In de jaren 60 waren onze huizen, achter de ramen, in oerwouden veranderd. Vooral de grote gatenplant was favoriet. Daartussen stonden prachtige kleurige oude koekblikken. Iedereen wist de verkooppunten op Waterlooplein of Noordermarkt. Vitrage deed je niet voor de ramen. Ouderwets! Hooguit, als je erge inkijk had, een leuk boerenbontje als gordijn en anders plakte je doorzichtig plakplastic met kleur of matwit voor je raam of deur. Het boerenbont was erg in. Ik kan me een rok van zwarte boerenbont met een print van bloemen herinneren, waarbij ik een zwart hemdje droeg en een rode boerenbonten zakdoek over mijn haar geknoopt. Van die zakdoeken kon je ook leuke kinderkleertjes maken. De hype van het boerenbont was een aangename bijkomstigheid voor de toeristenwinkeltjes aan de IJsselmeerkust. Vooral Sijtje Boes op Marken maakte furore. Het toerisme draaide na de oorlogsjaren, in de jaren 60, weer op volle toeren.

 Ik woonde in die jaren in de Staatsliedenbuurt te Amsterdam.
Ineens was iedereen van onze generatie gescheiden en wij, alleenstaande vrouwen leefden samen met de kinderen van de bijstand. Dat leven op bijstandsniveau kwam ook door de naweeën van de jaren 50, toen je ontslagen werd als je ging trouwen.
Er waren uitzonderingen, maar hoofdzakelijk werkten, naast de mannen, alleen alleenstaande vrouwen zonder kinderen, toen 'Oude Vrijsters' genoemd,
De partij Man, Vrouw en Maatschappij probeerde er verandering in te brengen, maar dat ging niet van de ene dag op de andere. En ik met mijn viertallig kinderschaar, kwam al helemaal niet in aanmerking voor crèches of andersoortige opvang.
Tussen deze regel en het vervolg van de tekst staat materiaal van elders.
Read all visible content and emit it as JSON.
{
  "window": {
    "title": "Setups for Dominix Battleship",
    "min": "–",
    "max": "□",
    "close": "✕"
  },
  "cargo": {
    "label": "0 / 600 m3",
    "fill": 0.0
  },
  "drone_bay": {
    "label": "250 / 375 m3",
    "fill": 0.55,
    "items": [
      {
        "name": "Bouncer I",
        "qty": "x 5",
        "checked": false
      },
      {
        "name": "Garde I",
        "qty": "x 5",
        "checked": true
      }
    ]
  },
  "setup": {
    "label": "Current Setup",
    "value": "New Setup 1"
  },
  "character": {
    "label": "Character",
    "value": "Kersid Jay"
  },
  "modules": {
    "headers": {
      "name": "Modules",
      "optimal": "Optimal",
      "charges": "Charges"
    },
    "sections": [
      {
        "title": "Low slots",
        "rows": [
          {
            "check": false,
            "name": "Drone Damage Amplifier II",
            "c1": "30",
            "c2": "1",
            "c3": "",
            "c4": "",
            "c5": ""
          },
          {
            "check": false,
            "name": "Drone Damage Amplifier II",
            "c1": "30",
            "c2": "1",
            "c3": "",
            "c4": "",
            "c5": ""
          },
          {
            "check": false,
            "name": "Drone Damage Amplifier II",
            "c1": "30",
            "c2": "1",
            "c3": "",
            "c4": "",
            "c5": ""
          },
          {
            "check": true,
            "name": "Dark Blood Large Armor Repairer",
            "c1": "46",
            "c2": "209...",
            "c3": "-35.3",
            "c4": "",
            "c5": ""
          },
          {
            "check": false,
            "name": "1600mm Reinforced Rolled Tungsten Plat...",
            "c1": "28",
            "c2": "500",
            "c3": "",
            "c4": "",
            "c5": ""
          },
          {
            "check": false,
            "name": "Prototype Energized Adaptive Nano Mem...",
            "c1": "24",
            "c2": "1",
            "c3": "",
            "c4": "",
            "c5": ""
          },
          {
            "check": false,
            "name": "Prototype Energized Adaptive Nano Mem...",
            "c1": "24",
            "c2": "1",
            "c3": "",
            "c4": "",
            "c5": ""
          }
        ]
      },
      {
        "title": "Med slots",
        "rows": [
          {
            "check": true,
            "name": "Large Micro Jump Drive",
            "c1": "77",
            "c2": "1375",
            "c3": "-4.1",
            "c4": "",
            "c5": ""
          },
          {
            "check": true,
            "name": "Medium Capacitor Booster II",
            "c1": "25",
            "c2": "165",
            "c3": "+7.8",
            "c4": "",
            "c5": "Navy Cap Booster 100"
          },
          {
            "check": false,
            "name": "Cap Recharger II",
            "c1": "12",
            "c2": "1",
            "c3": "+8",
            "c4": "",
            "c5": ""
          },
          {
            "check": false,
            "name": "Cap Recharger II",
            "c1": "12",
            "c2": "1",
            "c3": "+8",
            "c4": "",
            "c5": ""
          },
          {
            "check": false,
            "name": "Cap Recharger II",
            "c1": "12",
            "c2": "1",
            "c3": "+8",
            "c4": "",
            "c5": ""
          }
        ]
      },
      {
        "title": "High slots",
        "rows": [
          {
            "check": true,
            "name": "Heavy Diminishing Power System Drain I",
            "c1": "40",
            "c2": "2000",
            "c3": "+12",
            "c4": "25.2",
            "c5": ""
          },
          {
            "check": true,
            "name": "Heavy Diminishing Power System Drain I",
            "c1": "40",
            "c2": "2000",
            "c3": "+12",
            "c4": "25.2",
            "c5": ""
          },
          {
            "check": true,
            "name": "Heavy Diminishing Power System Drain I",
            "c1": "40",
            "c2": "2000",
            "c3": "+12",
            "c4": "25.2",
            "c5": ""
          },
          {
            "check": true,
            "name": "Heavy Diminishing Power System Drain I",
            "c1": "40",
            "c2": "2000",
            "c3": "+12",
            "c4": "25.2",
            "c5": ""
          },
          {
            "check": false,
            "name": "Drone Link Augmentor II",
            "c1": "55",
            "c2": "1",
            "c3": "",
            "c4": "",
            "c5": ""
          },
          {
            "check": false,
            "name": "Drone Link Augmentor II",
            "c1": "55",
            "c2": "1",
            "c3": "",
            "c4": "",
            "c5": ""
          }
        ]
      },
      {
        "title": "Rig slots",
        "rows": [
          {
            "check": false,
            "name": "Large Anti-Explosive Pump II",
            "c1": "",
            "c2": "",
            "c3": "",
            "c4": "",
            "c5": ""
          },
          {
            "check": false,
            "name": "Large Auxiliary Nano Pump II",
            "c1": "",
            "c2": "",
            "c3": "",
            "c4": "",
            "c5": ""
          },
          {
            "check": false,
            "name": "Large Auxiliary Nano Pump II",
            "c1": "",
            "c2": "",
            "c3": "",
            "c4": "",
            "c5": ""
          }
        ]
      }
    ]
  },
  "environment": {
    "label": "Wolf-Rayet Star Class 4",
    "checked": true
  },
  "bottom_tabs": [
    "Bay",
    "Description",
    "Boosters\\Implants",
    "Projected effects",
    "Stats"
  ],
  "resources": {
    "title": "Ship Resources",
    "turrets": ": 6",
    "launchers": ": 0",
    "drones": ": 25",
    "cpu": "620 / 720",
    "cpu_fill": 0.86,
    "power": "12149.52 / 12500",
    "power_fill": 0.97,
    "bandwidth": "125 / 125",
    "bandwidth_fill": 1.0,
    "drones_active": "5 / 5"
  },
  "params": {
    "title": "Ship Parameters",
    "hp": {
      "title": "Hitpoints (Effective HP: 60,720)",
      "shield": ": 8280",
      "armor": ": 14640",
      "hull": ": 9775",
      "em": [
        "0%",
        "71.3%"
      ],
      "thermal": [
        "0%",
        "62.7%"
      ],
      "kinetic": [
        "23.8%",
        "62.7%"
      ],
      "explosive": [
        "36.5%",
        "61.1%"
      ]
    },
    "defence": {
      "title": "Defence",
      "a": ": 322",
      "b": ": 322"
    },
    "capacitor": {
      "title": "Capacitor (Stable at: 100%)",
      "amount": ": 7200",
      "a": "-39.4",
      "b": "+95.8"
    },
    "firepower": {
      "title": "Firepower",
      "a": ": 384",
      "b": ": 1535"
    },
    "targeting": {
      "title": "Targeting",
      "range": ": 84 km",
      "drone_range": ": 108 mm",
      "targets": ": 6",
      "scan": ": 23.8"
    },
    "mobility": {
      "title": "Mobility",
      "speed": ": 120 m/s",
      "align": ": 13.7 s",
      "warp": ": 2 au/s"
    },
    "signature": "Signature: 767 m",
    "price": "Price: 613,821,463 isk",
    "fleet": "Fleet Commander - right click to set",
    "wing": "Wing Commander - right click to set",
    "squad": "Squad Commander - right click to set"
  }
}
Ik was een ideale oppas geweest, als ik niet op een veel te klein bovenhuis met twee kamers en een alkoof had gewoond.

Daarbij waren die huizen ook nog eens heel gehorig. Als de kinderen ook maar een klein sprongetje maakten werd er al met een stok of zwabber tegen het plafond gebonkt. Ik was voor die buurt, met in die tijd keurige kantjes in de gordijnen natuurlijk ook een aanfluiting met mijn kleurige bonte kinderschaar.
Tussen de middag haalde ik de twee oudsten van school en dan gingen we gezamenlijk naar het Westerpark. Het was op loopafstand. Eerst haalden we brood voor de eenden bij het bakkertje. Dat was goed brood van de vorige dag, maar je kocht het voor de halve prijs. Tussen twee boterhammen kreeg ieder een halve banaan. Gezond en lekker! Allemaal een bekertje karnemelk en we waren klaar, geen kruimels op- of bordjes af- te ruimen, lekker spelen maar. Voor even gered van stress en te krappe behuizing. Als het regende, was het wel minder natuurlijk.

Ik probeerde zoveel mogelijk de aanvaringen met de buurvrouw op tweehoog te ontlopen. Per slot had zij er ook niet om gevraagd zo´n stel druktemakers boven haar hoofd te krijgen. Maar ook mijn gesjouw met kinderwagen en kinderen de trap op en af, maakte haar niet echt blij.

In het park ontmoette je andere vrouwen met kinderen en daar kwamen vriendschappen uit voort.
Op een keer zat ik met een leuke vrouw te praten, ze was balletdanseres geweest. Ze was tijdelijk alleen, want haar man was opgepakt met drugs. In die tijd was dat marihuana (ook alweer zo´n hype). Als je een stickie rookte werd je beschouwd als een grote crimineel en ook je familie deugde dan niet. Ze vertelde me dat ze haar man graag eens wilde bezoeken, maar ze kon geen oppas vinden voor haar kinderen. Ik bood me meteen aan.
Op een dag kwam ze de kinderen brengen. De buurvrouw stond alweer klaar op de trap om te kijken of alles wel goed ging. Blikken kunnen zoveel vertellen! Het raakte ook haar, zag ik.
Het oppassen kwam mij eigenlijk ook niet zo goed uit want ik had griep. Mijn beide boerenbonten hoofddoekjes, waren weer gedegradeerd tot zakdoek. Daar kon je tenminste echt je neus in snuiten.
De kinderen speelden al samen en hun moeder had nog tijd voor een koffie. Ik ging naar de keuken. Zij legde haar tas naast haar stoel met daarbovenop haar hoofddoekje, ook zo´n boerenbonten zakdoek.
Ik kwam met de koffie en kreeg een niesaanval, zag mijn zakdoek naast haar stoel en snoot mijn neus eens goed leeg.

Ik zie nog steeds die beledigde, geslagen blik in haar ogen!